I, too, could have done with a drink, but I didn’t say so.
And I did tend to agree with my father on one point: I also couldn’t envisage how the family could have driven Clare to kill herself. Sure, we were all competitive, but, if anything, Clare was more competitive than the rest of us put together. And she had thrived on it.
People who took their own lives, I’d always believed, were driven to it by failure and rejection, not by success and widespread affection. But I knew that wasn’t universally true. I could recall several high-profile suicides whose deaths had staggered the public, where an outward persona of joy, happiness, and huge achievement had masked some inner depression and hopelessness.
>
The real truth was that one never knew what was going on in someone else’s head.
And the big question that wouldn’t leave mine was whether Clare’s death was related to me confronting her about her riding of Bangkok Flyer and her subsequent admission of race fixing.
Her note might seem to imply this, but her unconcerned, almost blasé reaction at dinner hardly seemed to fit with her being so tormented by it that she had thrown herself from a balcony only two and a half hours later. However, I decided that now was neither the time nor the place to introduce this new factor into the discussion.
Nothing prepares a family for death, particularly the death of one of its youngest members. But my family had responded in true Shillingford fashion, shouting one another down and refusing to countenance any opinion but their own. Only Nicholas demonstrated any real decorum, and I realized he was the only one amongst them I actually liked.

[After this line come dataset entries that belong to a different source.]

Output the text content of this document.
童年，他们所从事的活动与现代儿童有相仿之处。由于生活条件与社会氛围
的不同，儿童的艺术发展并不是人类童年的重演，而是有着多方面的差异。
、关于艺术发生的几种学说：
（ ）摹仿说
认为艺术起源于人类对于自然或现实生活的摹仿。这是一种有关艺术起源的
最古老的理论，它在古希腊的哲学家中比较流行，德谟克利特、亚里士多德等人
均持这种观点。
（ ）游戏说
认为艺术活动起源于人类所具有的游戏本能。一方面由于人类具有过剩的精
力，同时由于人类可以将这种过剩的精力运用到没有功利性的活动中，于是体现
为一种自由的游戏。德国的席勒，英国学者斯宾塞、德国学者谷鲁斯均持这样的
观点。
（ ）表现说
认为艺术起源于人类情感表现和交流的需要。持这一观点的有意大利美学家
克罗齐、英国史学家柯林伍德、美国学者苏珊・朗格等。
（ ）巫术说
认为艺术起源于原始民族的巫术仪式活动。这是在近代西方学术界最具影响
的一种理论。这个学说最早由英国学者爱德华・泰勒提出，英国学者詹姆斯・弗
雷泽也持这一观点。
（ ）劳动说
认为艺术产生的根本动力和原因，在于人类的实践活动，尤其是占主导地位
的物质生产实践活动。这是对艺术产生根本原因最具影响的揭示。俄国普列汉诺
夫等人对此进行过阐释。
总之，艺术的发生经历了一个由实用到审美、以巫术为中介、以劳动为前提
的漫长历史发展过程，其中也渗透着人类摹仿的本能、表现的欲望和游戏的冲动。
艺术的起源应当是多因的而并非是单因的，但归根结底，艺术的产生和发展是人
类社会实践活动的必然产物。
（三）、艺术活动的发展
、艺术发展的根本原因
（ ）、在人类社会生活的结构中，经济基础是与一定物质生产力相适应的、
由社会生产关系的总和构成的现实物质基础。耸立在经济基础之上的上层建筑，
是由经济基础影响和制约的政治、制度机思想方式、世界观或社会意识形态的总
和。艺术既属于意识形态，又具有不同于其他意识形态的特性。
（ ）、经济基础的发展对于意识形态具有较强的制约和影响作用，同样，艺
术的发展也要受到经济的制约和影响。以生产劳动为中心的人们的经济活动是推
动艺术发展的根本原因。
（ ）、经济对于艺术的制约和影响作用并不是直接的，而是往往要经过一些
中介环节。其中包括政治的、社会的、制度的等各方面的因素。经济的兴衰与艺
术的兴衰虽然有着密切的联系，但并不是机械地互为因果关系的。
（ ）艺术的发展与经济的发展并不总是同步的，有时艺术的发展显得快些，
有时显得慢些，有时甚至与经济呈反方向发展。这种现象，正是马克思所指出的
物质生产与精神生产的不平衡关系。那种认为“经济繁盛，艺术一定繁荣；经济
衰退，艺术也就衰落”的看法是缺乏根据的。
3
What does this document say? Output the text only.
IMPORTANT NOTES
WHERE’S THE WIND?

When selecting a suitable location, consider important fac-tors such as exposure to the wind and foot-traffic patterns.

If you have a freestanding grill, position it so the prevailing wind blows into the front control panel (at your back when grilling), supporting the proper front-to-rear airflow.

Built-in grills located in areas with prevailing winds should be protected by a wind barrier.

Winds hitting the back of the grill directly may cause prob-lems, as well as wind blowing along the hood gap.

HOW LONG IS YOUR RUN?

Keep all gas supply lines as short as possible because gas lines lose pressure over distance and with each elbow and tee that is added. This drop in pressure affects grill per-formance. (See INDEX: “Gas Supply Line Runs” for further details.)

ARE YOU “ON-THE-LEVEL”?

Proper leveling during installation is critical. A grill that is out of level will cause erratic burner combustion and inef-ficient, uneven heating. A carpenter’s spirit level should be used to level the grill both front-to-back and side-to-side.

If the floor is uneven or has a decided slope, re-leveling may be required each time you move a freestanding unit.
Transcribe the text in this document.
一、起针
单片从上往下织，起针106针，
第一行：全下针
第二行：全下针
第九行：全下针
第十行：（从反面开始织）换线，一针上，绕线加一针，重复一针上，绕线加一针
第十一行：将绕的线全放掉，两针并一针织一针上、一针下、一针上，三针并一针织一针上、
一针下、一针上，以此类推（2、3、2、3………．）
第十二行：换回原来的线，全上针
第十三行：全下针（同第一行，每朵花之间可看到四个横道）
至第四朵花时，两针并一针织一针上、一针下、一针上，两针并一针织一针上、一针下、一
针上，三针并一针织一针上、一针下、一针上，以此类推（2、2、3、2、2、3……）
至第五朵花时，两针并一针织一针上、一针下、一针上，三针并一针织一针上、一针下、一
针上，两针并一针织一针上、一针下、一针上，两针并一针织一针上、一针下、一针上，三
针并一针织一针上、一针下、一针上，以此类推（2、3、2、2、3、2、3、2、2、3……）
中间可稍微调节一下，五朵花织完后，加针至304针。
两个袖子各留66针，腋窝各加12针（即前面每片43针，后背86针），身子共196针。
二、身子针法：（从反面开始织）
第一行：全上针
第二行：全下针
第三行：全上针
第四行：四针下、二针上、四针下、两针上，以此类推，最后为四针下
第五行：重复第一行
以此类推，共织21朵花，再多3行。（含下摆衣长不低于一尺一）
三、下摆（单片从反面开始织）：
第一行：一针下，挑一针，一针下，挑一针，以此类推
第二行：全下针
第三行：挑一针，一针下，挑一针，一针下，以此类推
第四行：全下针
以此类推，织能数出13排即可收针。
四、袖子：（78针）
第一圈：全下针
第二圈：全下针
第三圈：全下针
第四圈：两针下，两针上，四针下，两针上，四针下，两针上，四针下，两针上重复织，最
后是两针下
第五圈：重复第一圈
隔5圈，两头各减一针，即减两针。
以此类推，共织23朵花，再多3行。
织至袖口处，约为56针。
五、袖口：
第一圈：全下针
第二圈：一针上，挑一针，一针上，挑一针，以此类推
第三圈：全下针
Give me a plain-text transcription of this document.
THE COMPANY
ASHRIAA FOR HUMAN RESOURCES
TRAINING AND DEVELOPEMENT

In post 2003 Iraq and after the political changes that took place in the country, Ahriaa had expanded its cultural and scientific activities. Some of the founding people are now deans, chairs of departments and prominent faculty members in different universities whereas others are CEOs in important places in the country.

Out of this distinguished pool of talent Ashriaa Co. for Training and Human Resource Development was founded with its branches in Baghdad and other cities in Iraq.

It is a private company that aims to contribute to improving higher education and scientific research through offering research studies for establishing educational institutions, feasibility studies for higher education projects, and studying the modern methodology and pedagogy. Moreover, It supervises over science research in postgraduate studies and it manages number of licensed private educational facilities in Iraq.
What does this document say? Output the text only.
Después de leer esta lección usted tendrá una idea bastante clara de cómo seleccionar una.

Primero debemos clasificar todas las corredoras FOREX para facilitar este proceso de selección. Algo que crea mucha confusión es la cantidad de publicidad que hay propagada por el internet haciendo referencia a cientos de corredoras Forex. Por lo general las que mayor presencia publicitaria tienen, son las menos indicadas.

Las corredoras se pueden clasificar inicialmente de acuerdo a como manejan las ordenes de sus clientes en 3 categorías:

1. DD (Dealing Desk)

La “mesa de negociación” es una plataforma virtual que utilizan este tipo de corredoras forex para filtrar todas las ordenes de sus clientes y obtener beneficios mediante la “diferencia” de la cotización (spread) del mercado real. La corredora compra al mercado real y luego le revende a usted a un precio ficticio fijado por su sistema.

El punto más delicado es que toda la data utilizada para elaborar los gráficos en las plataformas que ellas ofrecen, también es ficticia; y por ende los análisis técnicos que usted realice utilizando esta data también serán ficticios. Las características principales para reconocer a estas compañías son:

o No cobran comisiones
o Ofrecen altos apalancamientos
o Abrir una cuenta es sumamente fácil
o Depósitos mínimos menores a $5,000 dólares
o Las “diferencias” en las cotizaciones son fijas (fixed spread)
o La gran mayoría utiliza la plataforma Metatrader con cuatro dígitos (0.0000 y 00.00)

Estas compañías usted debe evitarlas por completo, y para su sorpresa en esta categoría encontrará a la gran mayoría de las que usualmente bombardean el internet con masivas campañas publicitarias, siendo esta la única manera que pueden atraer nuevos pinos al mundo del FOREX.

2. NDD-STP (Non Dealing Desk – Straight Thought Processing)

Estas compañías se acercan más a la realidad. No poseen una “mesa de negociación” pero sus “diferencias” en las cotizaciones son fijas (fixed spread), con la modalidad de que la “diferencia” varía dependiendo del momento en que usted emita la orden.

I finally escaped from this hotbed of accusation and blame, using the excuse that there were insufficient bedrooms for us all to stay and, as I lived closest, it was easiest for me to come and go.
So I went, and just as soon as I could.
5
On Monday I went to the races and back to work. It seemed like the logical thing to do.
I had sat at home alone all day Sunday, feeling miserable, answering the hundreds of e-mails that kindly people had sent, and dealing with the fifty or so voice messages on my phones. How I wished Clare had left a message on Friday evening.
Why hadn’t I answered her call?
By Monday morning I’d been desperately in need of some human contact, but the thought of going back to my family in Oxted had filled me with horror. So much so that I’d invented a sudden nasty cold in order to escape from them.
“Are you sure you can’t come?” my mother had asked when I’d called early Sunday morning.
“Quite sure,” I’d replied while holding my nose. “I don’t want to give this cold to Dad.”
I’d been on safe ground. She knew as well as I did that my father was obsessive about avoiding people with colds. Indeed, he was obsessive about lots of things. How she had put up with him for fifty-two years I couldn’t imagine.